Adrian Sampson admitted to being mad when Chicago Cubs manager David Ross called him into his office last weekend and told him he was being sent down to Triple-A Iowa.

Sampson had just pitched 4 ⅔ shutout innings of relief against the Atlanta Braves and figured he was safe for the time being.

“I was a little upset,” Sampson said Saturday after a 5-3 loss to the St. Louis Cardinals. “I think I handled it not the best, but I thought I told him what I wanted to tell him. You have to be careful when things like that happen. You say the wrong thing and it deters people from wanting to keep you around. I tried to be precise with my words and told him I was not happy with the decision.”
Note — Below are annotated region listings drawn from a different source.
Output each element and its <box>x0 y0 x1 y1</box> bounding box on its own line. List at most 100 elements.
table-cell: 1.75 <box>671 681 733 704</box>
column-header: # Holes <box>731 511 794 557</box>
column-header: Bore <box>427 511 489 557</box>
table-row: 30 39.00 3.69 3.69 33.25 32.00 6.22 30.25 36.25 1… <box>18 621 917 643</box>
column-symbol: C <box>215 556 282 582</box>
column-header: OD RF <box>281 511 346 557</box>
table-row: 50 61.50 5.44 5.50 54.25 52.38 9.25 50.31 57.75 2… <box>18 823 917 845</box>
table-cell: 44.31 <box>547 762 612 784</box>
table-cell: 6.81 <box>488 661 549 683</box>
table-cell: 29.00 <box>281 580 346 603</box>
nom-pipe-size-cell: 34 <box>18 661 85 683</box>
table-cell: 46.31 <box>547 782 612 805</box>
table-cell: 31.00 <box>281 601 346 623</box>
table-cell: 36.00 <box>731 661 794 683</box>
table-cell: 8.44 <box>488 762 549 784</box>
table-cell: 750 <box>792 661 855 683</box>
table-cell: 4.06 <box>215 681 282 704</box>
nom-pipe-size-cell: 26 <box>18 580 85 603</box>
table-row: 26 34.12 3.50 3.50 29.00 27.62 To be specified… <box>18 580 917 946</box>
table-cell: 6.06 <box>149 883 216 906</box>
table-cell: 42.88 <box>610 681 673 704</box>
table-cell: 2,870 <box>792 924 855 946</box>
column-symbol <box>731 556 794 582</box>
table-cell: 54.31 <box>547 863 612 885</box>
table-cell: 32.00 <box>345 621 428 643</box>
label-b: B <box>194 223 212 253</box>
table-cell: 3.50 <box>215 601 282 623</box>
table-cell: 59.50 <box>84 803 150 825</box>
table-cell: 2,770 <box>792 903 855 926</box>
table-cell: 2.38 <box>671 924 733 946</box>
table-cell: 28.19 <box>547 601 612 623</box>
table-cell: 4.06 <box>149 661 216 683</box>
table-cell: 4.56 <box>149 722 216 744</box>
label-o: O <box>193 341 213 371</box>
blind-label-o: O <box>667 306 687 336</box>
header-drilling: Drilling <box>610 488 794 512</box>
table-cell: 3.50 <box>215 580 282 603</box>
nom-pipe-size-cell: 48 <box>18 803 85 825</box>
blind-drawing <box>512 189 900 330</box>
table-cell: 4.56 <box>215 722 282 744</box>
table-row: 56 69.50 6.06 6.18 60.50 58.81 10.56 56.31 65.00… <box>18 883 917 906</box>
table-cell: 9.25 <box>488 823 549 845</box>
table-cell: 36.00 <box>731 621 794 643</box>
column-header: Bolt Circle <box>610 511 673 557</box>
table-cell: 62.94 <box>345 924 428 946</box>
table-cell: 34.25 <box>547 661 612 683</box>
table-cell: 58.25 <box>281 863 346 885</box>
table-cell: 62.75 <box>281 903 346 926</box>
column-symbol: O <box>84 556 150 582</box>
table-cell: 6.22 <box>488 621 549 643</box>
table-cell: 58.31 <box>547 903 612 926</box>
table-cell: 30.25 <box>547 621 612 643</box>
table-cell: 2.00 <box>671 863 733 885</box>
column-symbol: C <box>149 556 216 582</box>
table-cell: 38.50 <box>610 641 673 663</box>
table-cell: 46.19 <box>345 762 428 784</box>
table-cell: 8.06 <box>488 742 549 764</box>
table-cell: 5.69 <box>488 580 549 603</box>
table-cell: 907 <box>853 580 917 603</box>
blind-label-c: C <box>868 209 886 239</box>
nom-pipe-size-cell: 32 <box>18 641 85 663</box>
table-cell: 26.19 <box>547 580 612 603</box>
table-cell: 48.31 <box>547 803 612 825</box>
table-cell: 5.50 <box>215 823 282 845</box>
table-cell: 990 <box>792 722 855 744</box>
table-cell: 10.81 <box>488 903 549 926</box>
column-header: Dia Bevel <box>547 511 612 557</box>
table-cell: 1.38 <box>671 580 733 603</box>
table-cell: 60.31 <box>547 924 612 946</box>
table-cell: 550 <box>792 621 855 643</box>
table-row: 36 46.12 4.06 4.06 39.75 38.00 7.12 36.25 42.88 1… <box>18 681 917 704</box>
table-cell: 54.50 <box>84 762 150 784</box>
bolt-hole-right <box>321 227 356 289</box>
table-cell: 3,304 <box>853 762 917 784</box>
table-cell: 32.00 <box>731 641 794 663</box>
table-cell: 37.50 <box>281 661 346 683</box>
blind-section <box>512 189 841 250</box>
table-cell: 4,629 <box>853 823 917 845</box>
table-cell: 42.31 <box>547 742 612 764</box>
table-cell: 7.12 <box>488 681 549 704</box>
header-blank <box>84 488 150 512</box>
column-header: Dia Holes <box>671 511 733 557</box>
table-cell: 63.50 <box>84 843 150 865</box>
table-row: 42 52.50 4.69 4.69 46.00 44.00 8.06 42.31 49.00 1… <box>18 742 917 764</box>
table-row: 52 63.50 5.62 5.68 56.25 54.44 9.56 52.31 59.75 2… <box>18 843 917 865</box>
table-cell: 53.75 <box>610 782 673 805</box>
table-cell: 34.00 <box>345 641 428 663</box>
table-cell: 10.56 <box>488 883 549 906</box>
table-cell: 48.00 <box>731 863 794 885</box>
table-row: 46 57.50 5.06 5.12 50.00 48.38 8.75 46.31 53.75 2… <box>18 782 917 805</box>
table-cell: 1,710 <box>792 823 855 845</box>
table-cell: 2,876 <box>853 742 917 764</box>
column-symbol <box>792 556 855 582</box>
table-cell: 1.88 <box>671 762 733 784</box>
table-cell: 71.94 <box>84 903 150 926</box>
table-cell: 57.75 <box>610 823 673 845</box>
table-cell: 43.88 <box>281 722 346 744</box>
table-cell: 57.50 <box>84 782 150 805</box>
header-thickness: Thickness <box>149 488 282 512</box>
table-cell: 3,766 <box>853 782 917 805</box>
Sampson eventually cooled down and realized the Cubs were going to do “what’s best for the Cubs.” An injury to Daniel Norris gave the Cubs the chance to bring Sampson back from Iowa, and he found himself in the starting rotation Saturday.

“We sent him down last time after a really good performance that saved our bullpen,” Ross said. “It’s a negative message after a really good performance. But he stayed true to himself and now he’s back here making a start for us. Things work out.”
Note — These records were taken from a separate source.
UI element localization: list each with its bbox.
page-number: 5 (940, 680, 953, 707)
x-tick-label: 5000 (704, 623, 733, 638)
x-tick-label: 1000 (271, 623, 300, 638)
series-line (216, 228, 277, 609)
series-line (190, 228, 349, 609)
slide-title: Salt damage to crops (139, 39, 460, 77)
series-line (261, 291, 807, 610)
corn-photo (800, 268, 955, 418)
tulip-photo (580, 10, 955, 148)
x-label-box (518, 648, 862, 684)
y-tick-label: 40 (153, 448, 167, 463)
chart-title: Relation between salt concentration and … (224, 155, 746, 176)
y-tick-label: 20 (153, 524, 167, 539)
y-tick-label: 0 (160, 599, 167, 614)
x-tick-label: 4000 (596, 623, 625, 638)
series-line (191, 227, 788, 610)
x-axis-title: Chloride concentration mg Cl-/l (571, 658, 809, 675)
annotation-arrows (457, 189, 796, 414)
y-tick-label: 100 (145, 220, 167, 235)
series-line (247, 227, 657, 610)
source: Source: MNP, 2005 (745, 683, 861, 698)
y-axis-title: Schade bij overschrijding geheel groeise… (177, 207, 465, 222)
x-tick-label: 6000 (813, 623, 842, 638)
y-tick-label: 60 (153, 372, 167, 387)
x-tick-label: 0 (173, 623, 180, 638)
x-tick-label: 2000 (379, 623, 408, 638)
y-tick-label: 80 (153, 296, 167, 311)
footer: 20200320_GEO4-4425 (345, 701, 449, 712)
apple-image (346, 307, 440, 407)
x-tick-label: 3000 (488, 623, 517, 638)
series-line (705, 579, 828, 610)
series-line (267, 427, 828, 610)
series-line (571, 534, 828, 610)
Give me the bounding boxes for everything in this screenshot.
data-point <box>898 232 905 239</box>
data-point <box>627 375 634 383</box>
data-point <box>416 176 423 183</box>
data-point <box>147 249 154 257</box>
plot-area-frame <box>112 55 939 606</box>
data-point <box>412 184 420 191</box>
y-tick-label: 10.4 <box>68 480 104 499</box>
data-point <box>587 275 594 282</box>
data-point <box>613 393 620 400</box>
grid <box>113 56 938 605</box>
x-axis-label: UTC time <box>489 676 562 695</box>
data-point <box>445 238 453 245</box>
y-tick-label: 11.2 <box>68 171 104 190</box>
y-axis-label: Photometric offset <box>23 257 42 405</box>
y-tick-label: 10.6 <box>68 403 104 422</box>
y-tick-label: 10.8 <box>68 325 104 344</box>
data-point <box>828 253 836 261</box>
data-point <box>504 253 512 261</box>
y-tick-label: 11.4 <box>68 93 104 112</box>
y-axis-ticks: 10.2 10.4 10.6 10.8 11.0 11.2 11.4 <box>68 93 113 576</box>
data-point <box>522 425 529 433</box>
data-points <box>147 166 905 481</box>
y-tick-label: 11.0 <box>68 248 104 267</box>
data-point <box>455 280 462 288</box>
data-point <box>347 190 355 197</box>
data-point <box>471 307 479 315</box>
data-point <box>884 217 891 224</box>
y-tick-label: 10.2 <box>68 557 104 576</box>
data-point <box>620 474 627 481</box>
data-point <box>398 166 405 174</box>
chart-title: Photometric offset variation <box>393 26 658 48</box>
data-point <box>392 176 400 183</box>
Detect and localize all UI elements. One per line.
Sampson pitched five strong innings, allowing two runs on four hits with five strikeouts in 97-degree heat. He left trailing 2-1 and got a no-decision after the Cubs tied it at 3 on Rafael Ortega’s two-run, eighth-inning home run.
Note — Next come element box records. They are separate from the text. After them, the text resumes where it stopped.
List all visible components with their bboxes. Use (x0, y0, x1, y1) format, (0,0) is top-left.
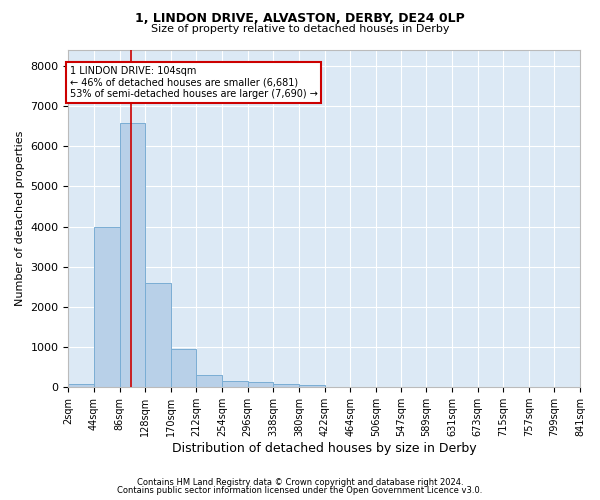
Bar (68, 384, 94, 387)
Text: 1 LINDON DRIVE: 104sqm
← 46% of detached houses are smaller (6,681)
53% of semi-: 1 LINDON DRIVE: 104sqm ← 46% of detached… (70, 66, 317, 100)
Bar (222, 381, 248, 387)
Bar (196, 375, 222, 387)
Text: Size of property relative to detached houses in Derby: Size of property relative to detached ho… (151, 24, 449, 34)
Y-axis label: Number of detached properties: Number of detached properties (15, 131, 25, 306)
Bar (273, 384, 299, 387)
Text: 1, LINDON DRIVE, ALVASTON, DERBY, DE24 0LP: 1, LINDON DRIVE, ALVASTON, DERBY, DE24 0… (135, 12, 465, 26)
Bar (171, 348, 196, 387)
Bar (119, 123, 145, 387)
X-axis label: Distribution of detached houses by size in Derby: Distribution of detached houses by size … (172, 442, 476, 455)
Text: Contains HM Land Registry data © Crown copyright and database right 2024.: Contains HM Land Registry data © Crown c… (137, 478, 463, 487)
Bar (299, 385, 325, 387)
Bar (94, 226, 119, 387)
Text: Contains public sector information licensed under the Open Government Licence v3: Contains public sector information licen… (118, 486, 482, 495)
Bar (145, 283, 171, 387)
Bar (248, 382, 273, 387)
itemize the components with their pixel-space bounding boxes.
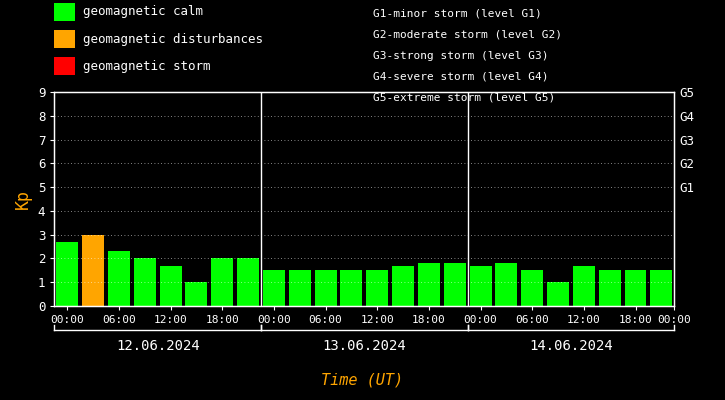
Bar [418,263,440,306]
Text: G4-severe storm (level G4): G4-severe storm (level G4) [373,72,549,82]
Bar [573,266,594,306]
Text: 14.06.2024: 14.06.2024 [529,339,613,353]
Text: geomagnetic disturbances: geomagnetic disturbances [83,33,263,46]
Bar [650,270,672,306]
Bar [495,263,518,306]
Bar [392,266,414,306]
Bar [289,270,311,306]
Text: 13.06.2024: 13.06.2024 [323,339,406,353]
Bar [444,263,465,306]
Bar [186,282,207,306]
Bar [521,270,543,306]
Bar [160,266,181,306]
Bar [237,258,259,306]
Bar [263,270,285,306]
Bar [624,270,647,306]
Bar [82,235,104,306]
Bar [57,242,78,306]
Text: geomagnetic storm: geomagnetic storm [83,60,211,73]
Bar [211,258,233,306]
Text: G1-minor storm (level G1): G1-minor storm (level G1) [373,9,542,19]
Bar [547,282,569,306]
Bar [366,270,388,306]
Bar [134,258,156,306]
Y-axis label: Kp: Kp [14,189,33,209]
Text: G3-strong storm (level G3): G3-strong storm (level G3) [373,51,549,61]
Bar [341,270,362,306]
Text: G5-extreme storm (level G5): G5-extreme storm (level G5) [373,92,555,102]
Bar [599,270,621,306]
Text: 12.06.2024: 12.06.2024 [116,339,199,353]
Bar [470,266,492,306]
Bar [315,270,336,306]
Text: Time (UT): Time (UT) [321,372,404,388]
Text: G2-moderate storm (level G2): G2-moderate storm (level G2) [373,30,563,40]
Bar [108,251,130,306]
Text: geomagnetic calm: geomagnetic calm [83,6,204,18]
But the Cardinals came back to score a pair of runs in the bottom of the inning off Mark Leiter Jr. and held on to even the series at a game apiece. The Cubs are 0-35 this season when trailing after seven innings.

Alec Mills starts the series finale Sunday.

Sampson, 30, was acquired off waivers from the Seattle Mariners on May 13 but designated for assignment eight days later before getting a chance to pitch. He signed a minor-league deal with the Cubs on May 31, continuing his up-and-down-and-up-again career that seems to be on the rebound again.

He wasn’t surprised that he was sent down as a reliever, told the manager it was the wrong decision and called up as a starter in the same week.

“Baseball is weird, so nothing surprises me anymore,” he said. “I’ve seen it all.”

Maybe, but it’s only June and he plays for the Cubs, so chances are he hasn’t seen it all just yet.